Kompas.com - 30/09/2021, 16:36 WIB
Monumen Pancasila Sakti, Lubang Buaya, Jakarta Timur DOK. Shutterstock Monumen Pancasila Sakti, Lubang Buaya, Jakarta Timur DOK. Shutterstock

KOMPAS.com - Indonesia mengalami peristiwa bersejarah pada 30 September - 1 Oktober 1965.

Dilansir dari situs Kementerian Pendidikan dan Kebudayaan, pada 1 Oktober 1965 terjadi penculikan sejumlah petinggi TNI Angkatan Darat (AD). Mereka lalu dibawa ke Lubang Buaya yang merupakan pusat komando Gerakan 30 September 1965.

Penculikan tersebut terjadi lantaran mereka dicurigai oleh Partai Komunis Indonesia (PKI) sebagai bagian dari Dewan Jenderal yang akan meruntuhkan kekuasaan Presiden Soekarno waktu itu. 

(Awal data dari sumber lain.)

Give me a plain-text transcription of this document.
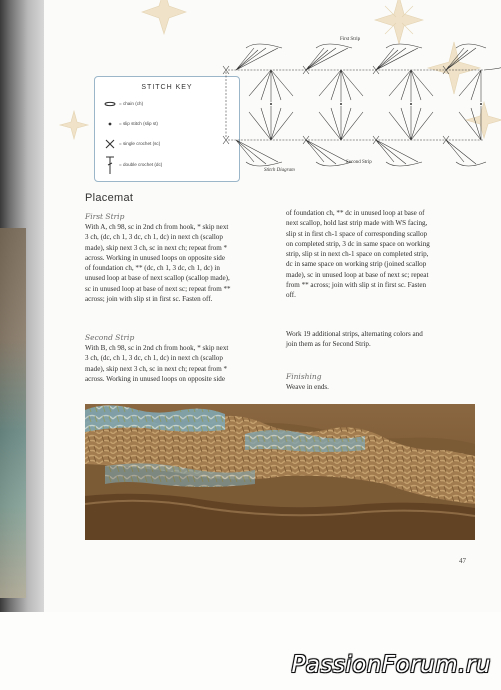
STITCH KEY
= chain (ch)
= slip stitch (slip st)
= single crochet (sc)
= double crochet (dc)
First Strip
Second Strip
Stitch Diagram
Placemat
First Strip
With A, ch 98, sc in 2nd ch from hook, * skip next
3 ch, (dc, ch 1, 3 dc, ch 1, dc) in next ch (scallop
made), skip next 3 ch, sc in next ch; repeat from *
across. Working in unused loops on opposite side
of foundation ch, ** (dc, ch 1, 3 dc, ch 1, dc) in
unused loop at base of next scallop (scallop made),
sc in unused loop at base of next sc; repeat from **
across; join with slip st in first sc. Fasten off.
Second Strip
With B, ch 98, sc in 2nd ch from hook, * skip next
3 ch, (dc, ch 1, 3 dc, ch 1, dc) in next ch (scallop
made), skip next 3 ch, sc in next ch; repeat from *
across. Working in unused loops on opposite side
of foundation ch, ** dc in unused loop at base of
next scallop, hold last strip made with WS facing,
slip st in first ch-1 space of corresponding scallop
on completed strip, 3 dc in same space on working
strip, slip st in next ch-1 space on completed strip,
dc in same space on working strip (joined scallop
made), sc in unused loop at base of next sc; repeat
from ** across; join with slip st in first sc. Fasten
off.
Work 19 additional strips, alternating colors and
join them as for Second Strip.
Finishing
Weave in ends.
47
PassionForum.ru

Peristiwa itu berakhir menjadi sebuah tragedi berdarah. Enam dari tujuh jenderal yang menjadi target penculikan terbunuh dalam peristiwa itu.

Baca juga: Kisah Lettu Pierre Tendean yang Berakhir Maut di Lubang Buaya

Jenderal A.H. Nasution yang saat itu menjabat sebagai Menko Hankam atau Kasab TNI AD berhasil meloloskan diri. Sayangnya, sang ajudan Lettu Pierre Tendean berhasil ditangkap dan terbunuh dalam peristiwa tersebut.

Jasad keenam jenderal TNI AD dan Lettu Pierre Tendean kemudian dibuang ke sumur tua yang ada di Lubang Buaya.

Dapatkan informasi, inspirasi dan insight di email kamu.
Daftarkan email

Sumur tua tersebut terletak di perkebunan karet, tak jauh dari lapangan udara Halim Perdana Kusuma. Keberadaan sumur berhasil ditemukan pada 3 Oktober 1965 berkat seorang polisi bernama Sukitman yang berhasil melarikan diri dari Lubang Buaya.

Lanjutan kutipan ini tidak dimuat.